AI Agent Essentials: Tokens, Skills, RAG, MCP, SDD & Harness Engineering
The article explains AI Agents as LLM‑based entities with planning, memory, and tool‑use capabilities, covering model pre‑training, fine‑tuning, hallucinations, the Model Context Protocol (MCP), tokenization, Retrieval‑Augmented Generation (RAG), multi‑layer memory, Skill packaging, ReAct reasoning‑action loops, self‑reflection, Harness engineering, and Spec‑Driven Development (SDD).
Agent
Agent is an LLM‑centered computational entity that possesses planning, memory, and tool‑use abilities, enabling it to decompose complex tasks, execute loops, perceive feedback, and continuously advance tasks until completion, moving from passive text generation to autonomous task execution.
Large‑Model Pre‑training
Pre‑training trains a model on massive generic data so it learns language patterns, general knowledge, and foundational abilities, producing a reusable base model. The training method is self‑supervised learning, typically predicting the next token.
Large‑Model Fine‑tuning
Fine‑tuning continues training the base model on a smaller, task‑specific dataset, making the model better suited for a particular scenario. Common fine‑tuning methods are supervised fine‑tuning or instruction fine‑tuning.
Model Hallucination
Hallucination refers to a model generating seemingly plausible but actually incorrect answers, treating fabricated information as factual; therefore, model outputs should not be assumed correct without verification.
MCP Protocol
Model Context Protocol (MCP) provides a standardized interface for AI applications to connect external data sources and tools—such as local files, databases, search engines, calculators, workflows, or specialized prompts—allowing the application to obtain context and perform real tasks. MCP can be viewed as a "Type‑C" interface for AI apps.
Token
Token (词元) is the unit that LLMs process as numbers. A tokenizer splits input text into tokens according to a tokenization algorithm and maps each token to a numeric ID used throughout model inference.

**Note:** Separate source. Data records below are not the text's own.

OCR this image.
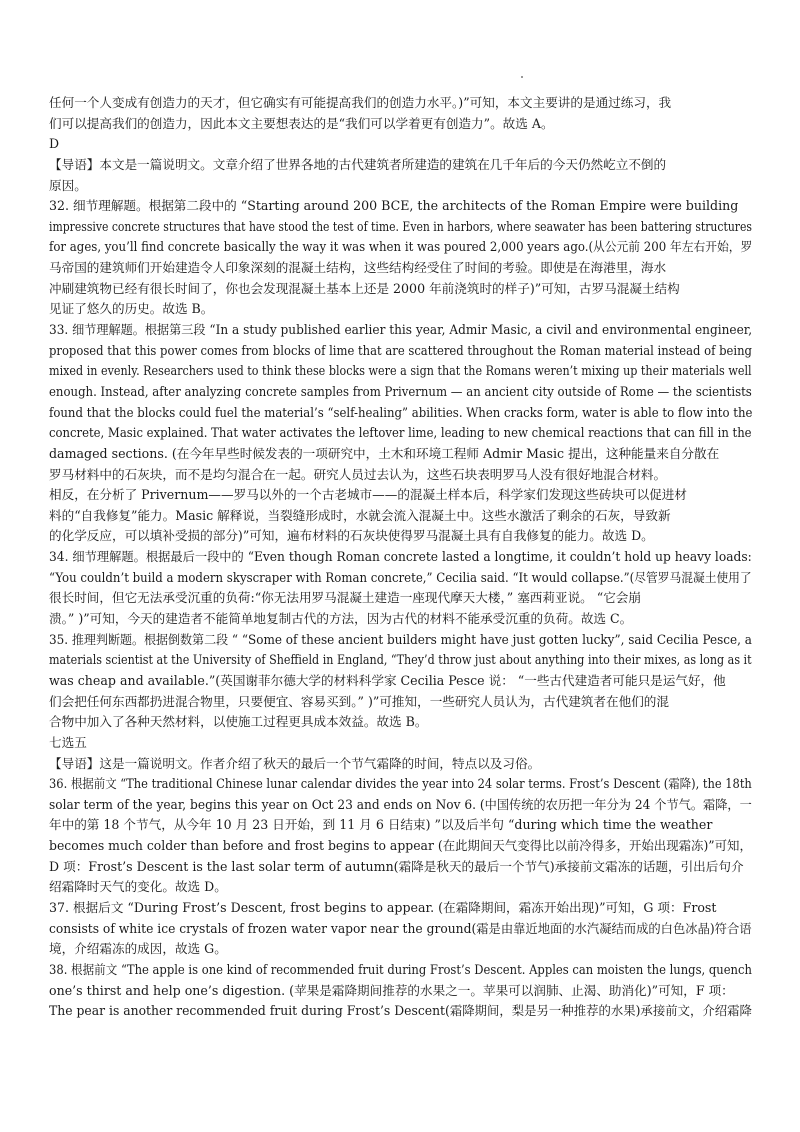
任何一个人变成有创造力的天才，但它确实有可能提高我们的创造力水平。)”可知，本文主要讲的是通过练习，我
们可以提高我们的创造力，因此本文主要想表达的是“我们可以学着更有创造力”。故选 A。
D
【导语】本文是一篇说明文。文章介绍了世界各地的古代建筑者所建造的建筑在几千年后的今天仍然屹立不倒的
原因。
32. 细节理解题。根据第二段中的 “Starting around 200 BCE, the architects of the Roman Empire were building
impressive concrete structures that have stood the test of time. Even in harbors, where seawater has been battering structures
for ages, you’ll find concrete basically the way it was when it was poured 2,000 years ago.(从公元前 200 年左右开始，罗
马帝国的建筑师们开始建造令人印象深刻的混凝土结构，这些结构经受住了时间的考验。即使是在海港里，海水
冲刷建筑物已经有很长时间了，你也会发现混凝土基本上还是 2000 年前浇筑时的样子)”可知，古罗马混凝土结构
见证了悠久的历史。故选 B。
33. 细节理解题。根据第三段 “In a study published earlier this year, Admir Masic, a civil and environmental engineer,
proposed that this power comes from blocks of lime that are scattered throughout the Roman material instead of being
mixed in evenly. Researchers used to think these blocks were a sign that the Romans weren’t mixing up their materials well
enough. Instead, after analyzing concrete samples from Privernum — an ancient city outside of Rome — the scientists
found that the blocks could fuel the material’s “self-healing” abilities. When cracks form, water is able to flow into the
concrete, Masic explained. That water activates the leftover lime, leading to new chemical reactions that can fill in the
damaged sections. (在今年早些时候发表的一项研究中，土木和环境工程师 Admir Masic 提出，这种能量来自分散在
罗马材料中的石灰块，而不是均匀混合在一起。研究人员过去认为，这些石块表明罗马人没有很好地混合材料。
相反，在分析了 Privernum——罗马以外的一个古老城市——的混凝土样本后，科学家们发现这些砖块可以促进材
料的“自我修复”能力。Masic 解释说，当裂缝形成时，水就会流入混凝土中。这些水激活了剩余的石灰，导致新
的化学反应，可以填补受损的部分)”可知，遍布材料的石灰块使得罗马混凝土具有自我修复的能力。故选 D。
34. 细节理解题。根据最后一段中的 “Even though Roman concrete lasted a longtime, it couldn’t hold up heavy loads:
“You couldn’t build a modern skyscraper with Roman concrete,” Cecilia said. “It would collapse.”(尽管罗马混凝土使用了
很长时间，但它无法承受沉重的负荷:“你无法用罗马混凝土建造一座现代摩天大楼，” 塞西莉亚说。 “它会崩
溃。” )”可知，今天的建造者不能简单地复制古代的方法，因为古代的材料不能承受沉重的负荷。故选 C。
35. 推理判断题。根据倒数第二段 “ “Some of these ancient builders might have just gotten lucky”, said Cecilia Pesce, a
materials scientist at the University of Sheffield in England, “They’d throw just about anything into their mixes, as long as it
was cheap and available.”(英国谢菲尔德大学的材料科学家 Cecilia Pesce 说： “一些古代建造者可能只是运气好，他
们会把任何东西都扔进混合物里，只要便宜、容易买到。” )”可推知，一些研究人员认为，古代建筑者在他们的混
合物中加入了各种天然材料，以使施工过程更具成本效益。故选 B。
七选五
【导语】这是一篇说明文。作者介绍了秋天的最后一个节气霜降的时间，特点以及习俗。
36. 根据前文 “The traditional Chinese lunar calendar divides the year into 24 solar terms. Frost’s Descent (霜降), the 18th
solar term of the year, begins this year on Oct 23 and ends on Nov 6. (中国传统的农历把一年分为 24 个节气。霜降，一
年中的第 18 个节气，从今年 10 月 23 日开始，到 11 月 6 日结束) ”以及后半句 “during which time the weather
becomes much colder than before and frost begins to appear (在此期间天气变得比以前冷得多，开始出现霜冻)”可知，
D 项：Frost’s Descent is the last solar term of autumn(霜降是秋天的最后一个节气)承接前文霜冻的话题，引出后句介
绍霜降时天气的变化。故选 D。
37. 根据后文 “During Frost’s Descent, frost begins to appear. (在霜降期间，霜冻开始出现)”可知，G 项：Frost
consists of white ice crystals of frozen water vapor near the ground(霜是由靠近地面的水汽凝结而成的白色冰晶)符合语
境，介绍霜冻的成因，故选 G。
38. 根据前文 “The apple is one kind of recommended fruit during Frost’s Descent. Apples can moisten the lungs, quench
one’s thirst and help one’s digestion. (苹果是霜降期间推荐的水果之一。苹果可以润肺、止渴、助消化)”可知，F 项：
The pear is another recommended fruit during Frost’s Descent(霜降期间，梨是另一种推荐的水果)承接前文，介绍霜降
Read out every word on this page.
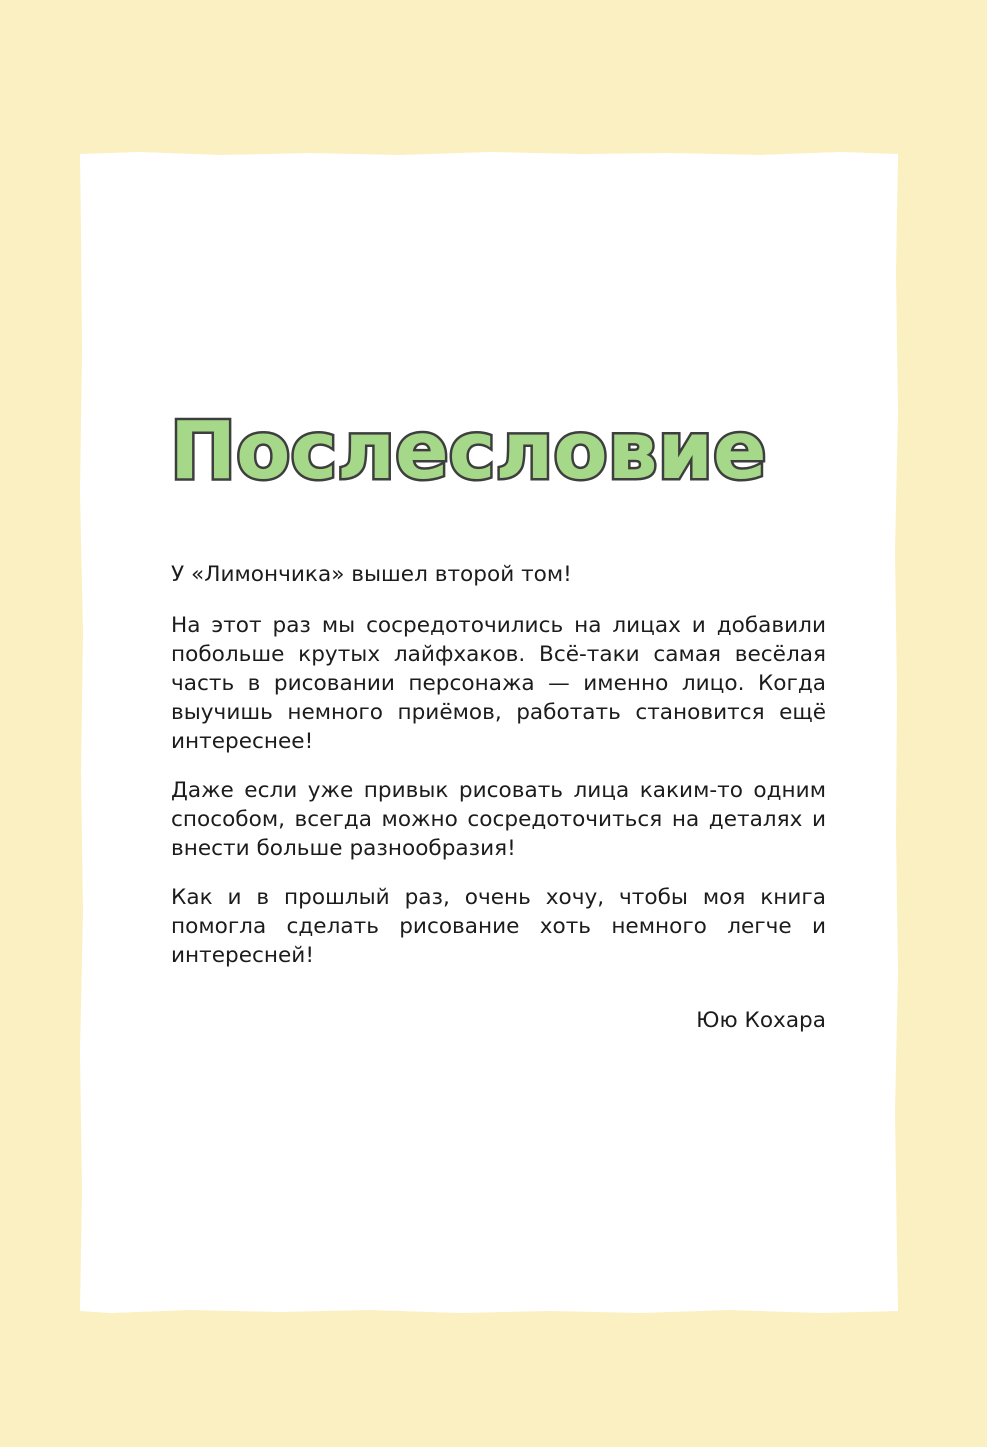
Послесловие

У «Лимончика» вышел второй том!

На этот раз мы сосредоточились на лицах и добавили побольше крутых лайфхаков. Всё-таки самая весёлая часть в рисовании персонажа — именно лицо. Когда выучишь немного приёмов, работать становится ещё интереснее!

Даже если уже привык рисовать лица каким-то одним способом, всегда можно сосредоточиться на деталях и внести больше разнообразия!

Как и в прошлый раз, очень хочу, чтобы моя книга помогла сделать рисование хоть немного легче и интересней!

Юю Кохара
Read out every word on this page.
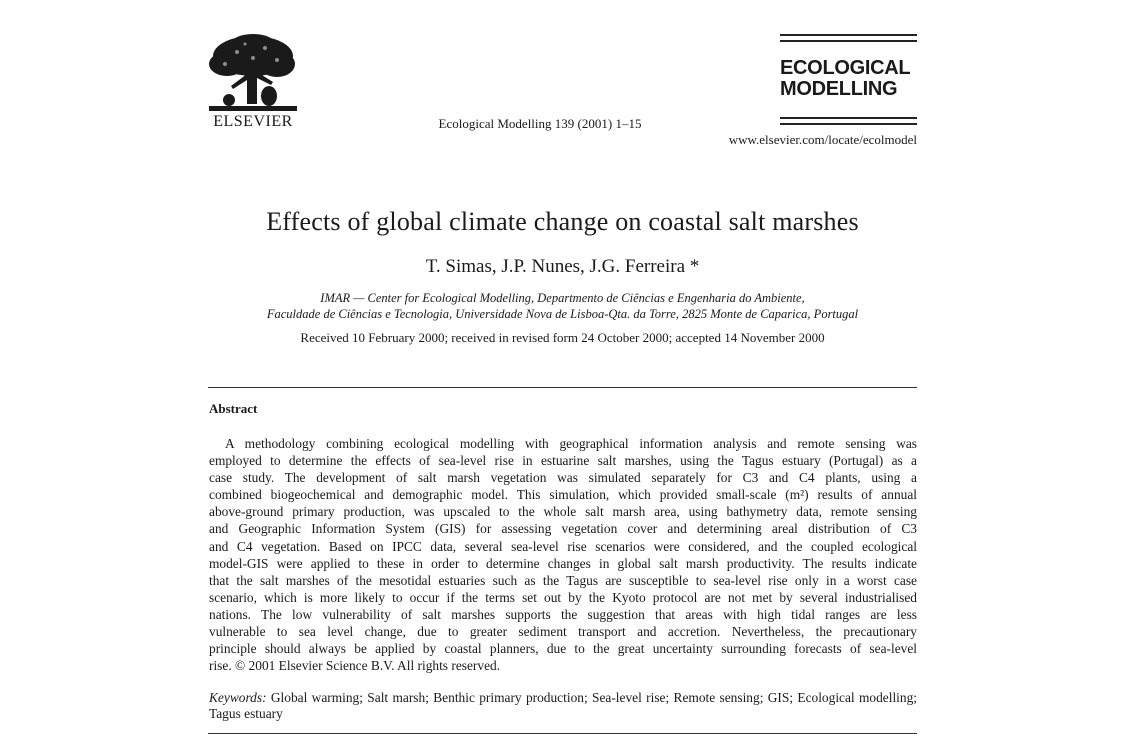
ELSEVIER	Ecological Modelling 139 (2001) 1–15
ECOLOGICAL
MODELLING
www.elsevier.com/locate/ecolmodel
Effects of global climate change on coastal salt marshes
T. Simas, J.P. Nunes, J.G. Ferreira *
IMAR — Center for Ecological Modelling, Departmento de Ciências e Engenharia do Ambiente,
Faculdade de Ciências e Tecnologia, Universidade Nova de Lisboa-Qta. da Torre, 2825 Monte de Caparica, Portugal
Received 10 February 2000; received in revised form 24 October 2000; accepted 14 November 2000
Abstract
A methodology combining ecological modelling with geographical information analysis and remote sensing was
employed to determine the effects of sea-level rise in estuarine salt marshes, using the Tagus estuary (Portugal) as a
case study. The development of salt marsh vegetation was simulated separately for C3 and C4 plants, using a
combined biogeochemical and demographic model. This simulation, which provided small-scale (m²) results of annual
above-ground primary production, was upscaled to the whole salt marsh area, using bathymetry data, remote sensing
and Geographic Information System (GIS) for assessing vegetation cover and determining areal distribution of C3
and C4 vegetation. Based on IPCC data, several sea-level rise scenarios were considered, and the coupled ecological
model-GIS were applied to these in order to determine changes in global salt marsh productivity. The results indicate
that the salt marshes of the mesotidal estuaries such as the Tagus are susceptible to sea-level rise only in a worst case
scenario, which is more likely to occur if the terms set out by the Kyoto protocol are not met by several industrialised
nations. The low vulnerability of salt marshes supports the suggestion that areas with high tidal ranges are less
vulnerable to sea level change, due to greater sediment transport and accretion. Nevertheless, the precautionary
principle should always be applied by coastal planners, due to the great uncertainty surrounding forecasts of sea-level
rise. © 2001 Elsevier Science B.V. All rights reserved.
Keywords: Global warming; Salt marsh; Benthic primary production; Sea-level rise; Remote sensing; GIS; Ecological modelling;
Tagus estuary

RAG – Retrieval‑Augmented Generation
RAG (Retrieval‑Augmented Generation) enables a model to retrieve relevant information before generating an answer, effectively allowing it to “open a book” and combine retrieved data with its own knowledge to produce reliable responses.
Memory Module
Agent memory is typically divided into two layers: short‑term memory for the current session (managed via truncation or summarization to control prompt length while preserving semantic coherence) and long‑term memory for cross‑session scenarios (retrieved via vector similarity and injected into context as needed).
Skill
Skill is a structured local folder that supplements a domain’s processes, knowledge, and tools, allowing the model to automatically or on‑demand invoke relevant resources. A Skill consists of a main description file (skill.md), rule/process documents, templates/examples, script/tool files, and reference materials.
ReAct
ReAct (Reason + Act) guides an agent to first assess whether it has enough information to complete a task; if not, it calls tools or performs actions, receives results, and then continues reasoning until the task is finished.
Agent Self‑Reflection
The reflection mechanism follows a “generate‑then‑evaluate‑and‑revise” loop. Two common feedback types exist: self‑feedback, where the model reviews its own output (useful for consistency, constraint adherence, and content correctness), and external feedback, where results are validated with real tools (essential for code, calculations, JSON, charts, etc.).
Harness Engineering
Harness Engineering (驾驭工程) designs the working environment for AI Agents, encompassing context management, tool invocation, sandboxing, permission control, testing, logging, review mechanisms, and feedback loops, aiming to make agents reliable, controllable, and continuously productive in real engineering systems.
SDD – Spec‑Driven Development
Spec‑Driven Development (规格驱动开发) first defines requirements, scope, system behavior, design constraints, and task breakdowns in a specification document. The AI then follows this specification to develop code, turning vague requirements into stable engineering context and reducing guesswork, mis‑implementation, and drift.